INILAHPOS.com - Pembangunan desa yang tepat sasaran tidak lagi hanya bergantung pada besarnya anggaran, tetapi juga ditentukan oleh kualitas data yang dimiliki. Berangkat dari semangat tersebut, Pemerintah Kabupaten (Pemkab) Sinjai bersama Badan Pusat Statistik (BPS) terus memperkuat budaya pengelolaan data melalui Program Pembinaan Desa Cinta Statistik (Desa Cantik).
Komitmen itu ditegaskan dalam Pertemuan Laporan Finalisasi Program Desa Cinta Statistik (Desa Cantik) Tahun 2026 yang digelar di Aula Kantor Kecamatan Bulupoddo, Kamis (6/8/2026).
Kegiatan dibuka oleh Staf Ahli Bupati Bidang Ekonomi, Keuangan, dan Pembangunan, Andi Himawan, yang hadir mewakili Bupati Sinjai, Hj. Ratnawati Arif.
Dalam sambutannya, Andi Himawan memberikan apresiasi kepada BPS Kabupaten Sinjai yang dinilai konsisten mendampingi pemerintah desa meningkatkan kualitas tata kelola data melalui Program Desa Cantik.
"Atas nama Pemerintah Kabupaten Sinjai, saya menyampaikan apresiasi dan penghargaan yang setinggi-tingginya kepada Badan Pusat Statistik Kabupaten Sinjai atas komitmen dan kerja kerasnya dalam mendampingi desa melalui Program Desa Cinta Statistik," katanya.
Menurutnya, data yang akurat, mutakhir, terpadu, dan dapat dipertanggungjawabkan kini menjadi kebutuhan utama dalam mendukung penyelenggaraan pemerintahan. Seluruh kebijakan pembangunan akan lebih efektif apabila disusun berdasarkan informasi yang valid.
Ia menjelaskan, Program Desa Cantik bukan hanya bertujuan meningkatkan kemampuan aparatur desa dalam mengelola data statistik, tetapi juga membangun pola pikir bahwa setiap perencanaan pembangunan harus berlandaskan data yang berkualitas.
"Melalui Program Desa Cinta Statistik, kita tidak hanya membangun kemampuan aparatur desa dalam mengelola data, tetapi juga menumbuhkan budaya kerja yang menjadikan data sebagai dasar dalam setiap proses perencanaan dan pengambilan keputusan," ujarnya.
Selama proses pembinaan, pemerintah desa mendapatkan pendampingan dalam berbagai aspek, mulai dari peningkatan kapasitas aparatur dan agen statistik, penataan tata kelola data, penyusunan metadata, pengembangan website desa, hingga penyusunan berbagai produk statistik desa.

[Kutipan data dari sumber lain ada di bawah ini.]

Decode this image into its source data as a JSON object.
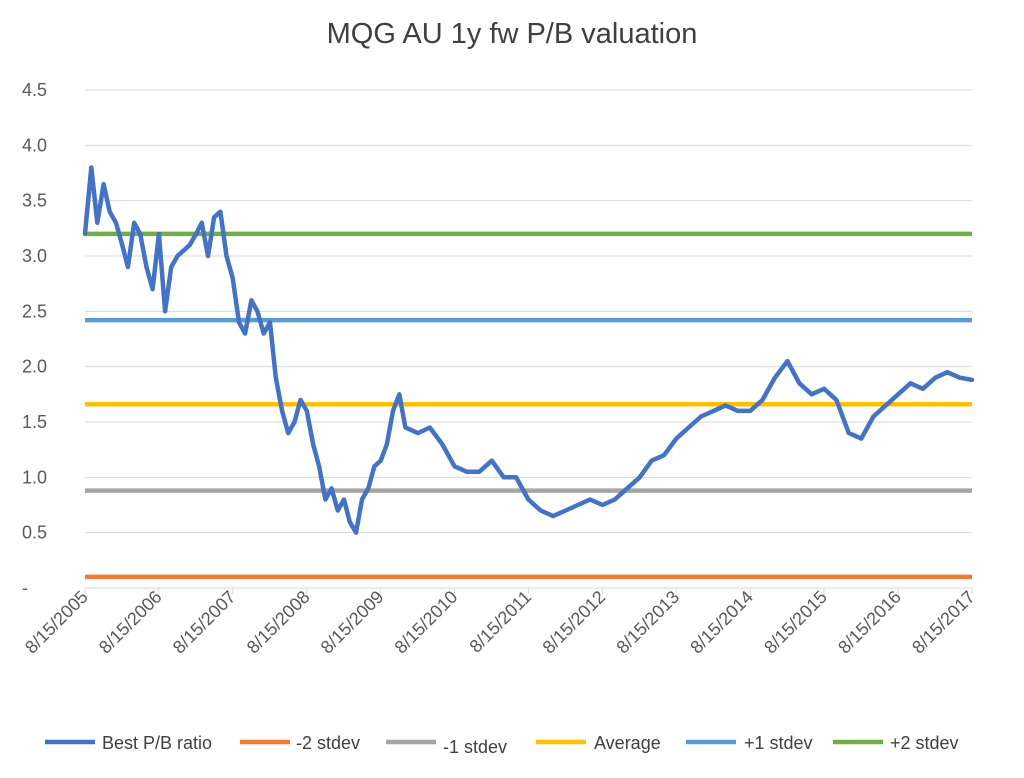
{
  "chart_data": {
    "type": "line",
    "title": "MQG AU 1y fw P/B valuation",
    "xlabel": "",
    "ylabel": "",
    "x_ticks": [
      "8/15/2005",
      "8/15/2006",
      "8/15/2007",
      "8/15/2008",
      "8/15/2009",
      "8/15/2010",
      "8/15/2011",
      "8/15/2012",
      "8/15/2013",
      "8/15/2014",
      "8/15/2015",
      "8/15/2016",
      "8/15/2017"
    ],
    "y_ticks": [
      "-",
      "0.5",
      "1.0",
      "1.5",
      "2.0",
      "2.5",
      "3.0",
      "3.5",
      "4.0",
      "4.5"
    ],
    "xlim": [
      "8/15/2005",
      "8/15/2017"
    ],
    "ylim": [
      0,
      4.5
    ],
    "grid": "horizontal",
    "legend_position": "bottom",
    "series": [
      {
        "name": "Best P/B ratio",
        "color": "#4472C4",
        "x": [
          "2005-08-15",
          "2005-09-15",
          "2005-10-15",
          "2005-11-15",
          "2005-12-15",
          "2006-01-15",
          "2006-02-15",
          "2006-03-15",
          "2006-04-15",
          "2006-05-15",
          "2006-06-15",
          "2006-07-15",
          "2006-08-15",
          "2006-09-15",
          "2006-10-15",
          "2006-11-15",
          "2006-12-15",
          "2007-01-15",
          "2007-02-15",
          "2007-03-15",
          "2007-04-15",
          "2007-05-15",
          "2007-06-15",
          "2007-07-15",
          "2007-08-15",
          "2007-09-15",
          "2007-10-15",
          "2007-11-15",
          "2007-12-15",
          "2008-01-15",
          "2008-02-15",
          "2008-03-15",
          "2008-04-15",
          "2008-05-15",
          "2008-06-15",
          "2008-07-15",
          "2008-08-15",
          "2008-09-15",
          "2008-10-15",
          "2008-11-15",
          "2008-12-15",
          "2009-01-15",
          "2009-02-15",
          "2009-03-15",
          "2009-04-15",
          "2009-05-15",
          "2009-06-15",
          "2009-07-15",
          "2009-08-15",
          "2009-09-15",
          "2009-10-15",
          "2009-11-15",
          "2009-12-15",
          "2010-02-15",
          "2010-04-15",
          "2010-06-15",
          "2010-08-15",
          "2010-10-15",
          "2010-12-15",
          "2011-02-15",
          "2011-04-15",
          "2011-06-15",
          "2011-08-15",
          "2011-10-15",
          "2011-12-15",
          "2012-02-15",
          "2012-04-15",
          "2012-06-15",
          "2012-08-15",
          "2012-10-15",
          "2012-12-15",
          "2013-02-15",
          "2013-04-15",
          "2013-06-15",
          "2013-08-15",
          "2013-10-15",
          "2013-12-15",
          "2014-02-15",
          "2014-04-15",
          "2014-06-15",
          "2014-08-15",
          "2014-10-15",
          "2014-12-15",
          "2015-02-15",
          "2015-04-15",
          "2015-06-15",
          "2015-08-15",
          "2015-10-15",
          "2015-12-15",
          "2016-02-15",
          "2016-04-15",
          "2016-06-15",
          "2016-08-15",
          "2016-10-15",
          "2016-12-15",
          "2017-02-15",
          "2017-04-15",
          "2017-06-15",
          "2017-08-15"
        ],
        "values": [
          3.2,
          3.8,
          3.3,
          3.65,
          3.4,
          3.3,
          3.1,
          2.9,
          3.3,
          3.2,
          2.9,
          2.7,
          3.2,
          2.5,
          2.9,
          3.0,
          3.05,
          3.1,
          3.2,
          3.3,
          3.0,
          3.35,
          3.4,
          3.0,
          2.8,
          2.4,
          2.3,
          2.6,
          2.5,
          2.3,
          2.4,
          1.9,
          1.6,
          1.4,
          1.5,
          1.7,
          1.6,
          1.3,
          1.1,
          0.8,
          0.9,
          0.7,
          0.8,
          0.6,
          0.5,
          0.8,
          0.9,
          1.1,
          1.15,
          1.3,
          1.6,
          1.75,
          1.45,
          1.4,
          1.45,
          1.3,
          1.1,
          1.05,
          1.05,
          1.15,
          1.0,
          1.0,
          0.8,
          0.7,
          0.65,
          0.7,
          0.75,
          0.8,
          0.75,
          0.8,
          0.9,
          1.0,
          1.15,
          1.2,
          1.35,
          1.45,
          1.55,
          1.6,
          1.65,
          1.6,
          1.6,
          1.7,
          1.9,
          2.05,
          1.85,
          1.75,
          1.8,
          1.7,
          1.4,
          1.35,
          1.55,
          1.65,
          1.75,
          1.85,
          1.8,
          1.9,
          1.95,
          1.9,
          1.88
        ]
      },
      {
        "name": "-2 stdev",
        "color": "#ED7D31",
        "value": 0.1
      },
      {
        "name": "-1 stdev",
        "color": "#A5A5A5",
        "value": 0.88
      },
      {
        "name": "Average",
        "color": "#FFC000",
        "value": 1.66
      },
      {
        "name": "+1 stdev",
        "color": "#5B9BD5",
        "value": 2.42
      },
      {
        "name": "+2 stdev",
        "color": "#70AD47",
        "value": 3.2
      }
    ]
  }
}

Andi Himawan berharap seluruh hasil pembinaan tersebut dapat terus dikembangkan dan menjadi bagian dari tata kelola pemerintahan desa yang berkelanjutan.
"Data desa hendaknya selalu diperbarui, dimanfaatkan dalam penyusunan dokumen perencanaan, serta menjadi rujukan dalam menetapkan prioritas pembangunan dan pelayanan kepada masyarakat," tegasnya.
Ia juga mengajak seluruh organisasi perangkat daerah memperkuat sinergi dalam mendukung implementasi Satu Data Indonesia di Kabupaten Sinjai.
Menurutnya, kolaborasi yang kuat antarinstansi akan menghasilkan data berkualitas yang menjadi dasar lahirnya kebijakan pembangunan yang lebih efektif, efisien, transparan, dan tepat sasaran.
Kegiatan ini dihadiri Kepala BPS Kabupaten Sinjai Syamsuddin, Kepala Bappeda Haerani Dahlan, Kepala Dinas Pemberdayaan Masyarakat dan Desa Yuhadi Samad, Kepala Dinas Komunikasi, Informatika dan Persandian Hasir Ahmad, Camat Bulupoddo, Kepala Desa Tompobulu, Kepala Desa Lamatti Riattang, Kepala Desa Lappacinrana, para pembina Program Desa Cantik, serta Agen Desa Cinta Statistik.